Ordinal Regression in StochTree • stochtree

This vignette demonstrates how to use BART to model ordinal outcomes with a complementary log-log (cloglog) link function (Alam and Linero (2025)).

We begin by loading the requisite packages.

library(stochtree)

Introduction to Ordinal BART with CLogLog Link

Ordinal data refers to outcomes that have a natural ordering but undefined distances between categories. Examples include survey responses (strongly disagree, disagree, neutral, agree, strongly agree), severity ratings (mild, moderate, severe), or educational levels (elementary, high school, college, graduate).
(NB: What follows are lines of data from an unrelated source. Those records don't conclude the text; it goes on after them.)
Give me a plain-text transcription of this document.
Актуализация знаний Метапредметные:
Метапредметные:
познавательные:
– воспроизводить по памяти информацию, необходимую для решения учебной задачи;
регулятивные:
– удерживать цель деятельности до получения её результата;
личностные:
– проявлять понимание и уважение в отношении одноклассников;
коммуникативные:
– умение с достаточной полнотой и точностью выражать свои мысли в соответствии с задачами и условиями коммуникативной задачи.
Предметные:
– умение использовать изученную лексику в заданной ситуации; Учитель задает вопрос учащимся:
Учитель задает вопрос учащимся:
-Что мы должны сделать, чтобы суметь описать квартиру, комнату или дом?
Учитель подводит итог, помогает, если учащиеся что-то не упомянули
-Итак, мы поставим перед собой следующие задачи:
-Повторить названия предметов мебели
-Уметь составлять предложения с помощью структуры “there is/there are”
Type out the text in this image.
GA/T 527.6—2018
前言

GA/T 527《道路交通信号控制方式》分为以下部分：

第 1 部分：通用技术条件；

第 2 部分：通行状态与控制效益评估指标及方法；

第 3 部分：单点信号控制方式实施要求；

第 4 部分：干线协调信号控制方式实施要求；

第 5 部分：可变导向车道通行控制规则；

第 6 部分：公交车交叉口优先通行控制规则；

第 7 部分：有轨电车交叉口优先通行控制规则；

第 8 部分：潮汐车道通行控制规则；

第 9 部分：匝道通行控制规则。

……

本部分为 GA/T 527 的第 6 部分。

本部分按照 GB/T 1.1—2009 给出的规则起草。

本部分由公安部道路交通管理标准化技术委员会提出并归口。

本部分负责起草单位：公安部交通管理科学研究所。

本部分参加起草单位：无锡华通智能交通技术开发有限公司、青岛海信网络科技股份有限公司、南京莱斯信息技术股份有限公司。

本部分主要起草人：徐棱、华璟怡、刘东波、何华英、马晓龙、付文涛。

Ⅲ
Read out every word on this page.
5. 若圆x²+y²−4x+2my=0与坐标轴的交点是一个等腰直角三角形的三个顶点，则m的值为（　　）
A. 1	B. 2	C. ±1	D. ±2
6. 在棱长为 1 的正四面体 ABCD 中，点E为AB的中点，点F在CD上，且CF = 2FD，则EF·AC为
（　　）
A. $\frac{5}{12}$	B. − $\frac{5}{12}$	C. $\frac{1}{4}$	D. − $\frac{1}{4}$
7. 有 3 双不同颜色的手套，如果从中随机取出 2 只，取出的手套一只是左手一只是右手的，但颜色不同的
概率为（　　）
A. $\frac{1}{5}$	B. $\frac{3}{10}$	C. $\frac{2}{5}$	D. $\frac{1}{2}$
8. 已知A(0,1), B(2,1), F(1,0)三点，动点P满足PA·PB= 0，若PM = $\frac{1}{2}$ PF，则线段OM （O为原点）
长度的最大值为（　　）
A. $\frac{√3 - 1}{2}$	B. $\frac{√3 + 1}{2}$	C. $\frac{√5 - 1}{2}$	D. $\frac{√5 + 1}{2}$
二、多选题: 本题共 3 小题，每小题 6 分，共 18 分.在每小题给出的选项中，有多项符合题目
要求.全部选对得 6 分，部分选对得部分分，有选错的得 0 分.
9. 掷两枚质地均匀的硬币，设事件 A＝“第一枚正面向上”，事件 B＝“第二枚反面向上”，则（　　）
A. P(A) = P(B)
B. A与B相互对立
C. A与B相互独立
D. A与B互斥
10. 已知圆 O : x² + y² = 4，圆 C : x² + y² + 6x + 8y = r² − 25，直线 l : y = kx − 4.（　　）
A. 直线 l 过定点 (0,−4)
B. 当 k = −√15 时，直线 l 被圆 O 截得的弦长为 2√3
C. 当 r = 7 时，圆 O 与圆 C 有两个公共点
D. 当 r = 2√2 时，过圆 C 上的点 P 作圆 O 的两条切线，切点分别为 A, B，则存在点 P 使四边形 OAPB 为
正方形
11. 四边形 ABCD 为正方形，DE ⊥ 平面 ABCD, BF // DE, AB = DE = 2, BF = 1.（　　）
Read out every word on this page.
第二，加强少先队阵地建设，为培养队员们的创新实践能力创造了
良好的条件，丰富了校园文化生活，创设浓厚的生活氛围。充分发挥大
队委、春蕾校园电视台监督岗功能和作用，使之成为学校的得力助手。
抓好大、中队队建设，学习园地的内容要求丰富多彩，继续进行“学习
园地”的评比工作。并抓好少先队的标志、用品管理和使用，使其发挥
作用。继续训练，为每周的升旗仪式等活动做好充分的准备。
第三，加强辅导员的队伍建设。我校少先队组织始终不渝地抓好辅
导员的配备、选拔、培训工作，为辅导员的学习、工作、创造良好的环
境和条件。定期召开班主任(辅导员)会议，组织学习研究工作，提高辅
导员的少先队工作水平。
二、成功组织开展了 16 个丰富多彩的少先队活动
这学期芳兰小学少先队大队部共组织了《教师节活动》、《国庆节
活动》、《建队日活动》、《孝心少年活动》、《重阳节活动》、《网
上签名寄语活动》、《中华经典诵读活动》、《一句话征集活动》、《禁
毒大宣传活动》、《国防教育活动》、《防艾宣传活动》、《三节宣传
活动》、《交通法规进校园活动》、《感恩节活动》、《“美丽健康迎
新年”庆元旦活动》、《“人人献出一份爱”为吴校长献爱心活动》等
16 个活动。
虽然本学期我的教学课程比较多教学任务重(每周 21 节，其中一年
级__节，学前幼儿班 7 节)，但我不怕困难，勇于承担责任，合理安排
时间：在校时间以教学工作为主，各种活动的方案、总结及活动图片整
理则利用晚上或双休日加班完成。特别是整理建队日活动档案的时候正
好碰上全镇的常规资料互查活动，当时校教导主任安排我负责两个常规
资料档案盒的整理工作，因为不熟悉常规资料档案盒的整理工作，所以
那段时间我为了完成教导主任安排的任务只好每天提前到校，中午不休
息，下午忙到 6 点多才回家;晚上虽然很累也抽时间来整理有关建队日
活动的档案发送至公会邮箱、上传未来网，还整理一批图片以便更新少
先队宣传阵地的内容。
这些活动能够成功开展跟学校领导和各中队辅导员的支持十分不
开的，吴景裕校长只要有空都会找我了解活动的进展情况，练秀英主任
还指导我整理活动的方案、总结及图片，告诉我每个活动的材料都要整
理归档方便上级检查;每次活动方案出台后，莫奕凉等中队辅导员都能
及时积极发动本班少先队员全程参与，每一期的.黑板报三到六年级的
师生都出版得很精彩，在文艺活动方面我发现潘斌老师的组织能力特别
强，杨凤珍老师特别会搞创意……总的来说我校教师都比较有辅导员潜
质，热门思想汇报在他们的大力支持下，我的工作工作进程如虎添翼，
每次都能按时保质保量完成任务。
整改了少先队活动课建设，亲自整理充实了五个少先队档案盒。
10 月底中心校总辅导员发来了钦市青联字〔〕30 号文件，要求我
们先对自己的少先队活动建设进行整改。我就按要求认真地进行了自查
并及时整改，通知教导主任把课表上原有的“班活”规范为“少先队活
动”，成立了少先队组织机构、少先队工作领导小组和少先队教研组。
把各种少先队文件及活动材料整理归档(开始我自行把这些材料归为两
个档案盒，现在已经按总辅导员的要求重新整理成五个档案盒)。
The complementary log-log (cloglog) model uses the cumulative link function $\text{cloglog}(p) = \log(-\log(1-p))$ to express cumulative category probabilities as a function of covariates $\text{cloglog}(P(Y \leq k \mid X = x)) = \log(-\log(1-P(Y \leq k \mid X = x))) = \gamma_k + \lambda(x)$

This link function is asymmetric and particularly appropriate when the probability of being in higher categories changes rapidly at certain thresholds, making it different from the symmetric probit or logit links commonly used in ordinal regression.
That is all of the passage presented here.